Financial support for carers
If you care for someone for 35 hours a week or more, you might want to claim Carer’s Allowance.
It’s paid to the carer and not the person with MS. Only one person can receive Carer’s Allowance for looking after an individual.
In Scotland, people who receive Care Allowance will automatically get an additional payment called Carers Allowance supplement. Find out more at mygov.scot.
Claiming Carer’s Allowance might affect payments for other benefits in the household. So speak to a benefits adviser to check your options.
- Find out more about Carer’s Allowance, including how it might affect other benefits, at Carers UK.
- Apply for Carers Allowance online and register changes to your circumstances at Gov.uk
- Gov.uk also has details of two other benefits you might be able to claim: Universal Credit and Pension Credit.
Direct payments give you more control over any help you get from social services. Instead of getting the support arranged by your council or trust, you buy the services you feel you need. There are some conditions, including:
- You and/or the person you care for has been assessed as needing social care support
- The council or trust agree on how you plan to spend the money
In Scotland, you can get direct payments through what’s called ‘self-directed support’.

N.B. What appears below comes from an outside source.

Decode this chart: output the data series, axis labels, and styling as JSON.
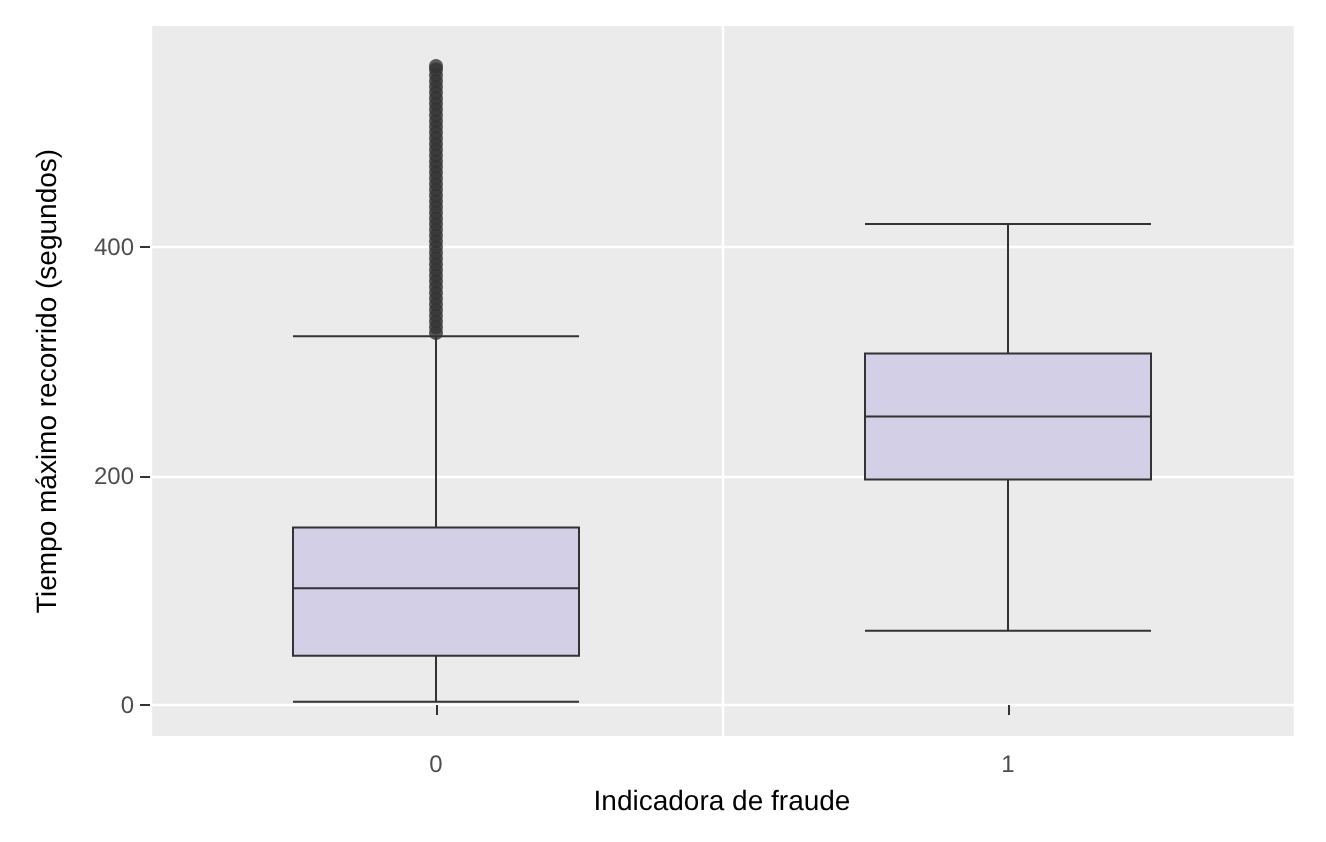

Using direct payments means more control but also more responsibility. Your local authority might be able to support you in this. But if you’d rather they dealt with things themselves, you don’t have to choose direct payments. Find out more about direct payments at Carers UK.
MS Society grants for carers
We value the important role played by families and carers in the lives of people with MS. If you provide help and support to a partner, child, relative, friend or neighbour who has MS, you could be eligible for a carer's grant.
These are provided to carers of all ages, for a broad range of items and activities, for leisure or personal development (this means getting new knowledge or skills).
Find out more and apply for a carer's grant.
Grants from carers organisations
Some local carers centres have grants available. Quite often this money will be provided for things like short breaks and therapies which can help a carer maintain their caring role.
Find out what’s available near you through the Carers Trust.
Scotland Young Carer Grant
If you’re a young carer aged 16-18 in Scotland, you might be able to get a Young Carer Grant. Find out more and how to apply for here.
Further support information for carers
The booklet Looking after someone: a guide to carers' rights and benefits produced by Carers UK has comprehensive information about the rights that carers have and how to access financial and practical support.
You can get free and confidential advice about legal and money issues from Citizens Advice
- Citizens Advice for those in England
- Citizens Advice for those in Wales
- Citizens Advice for those in Scotland
Bear in mind that the social care system is changing - and there may be changes that could affect you.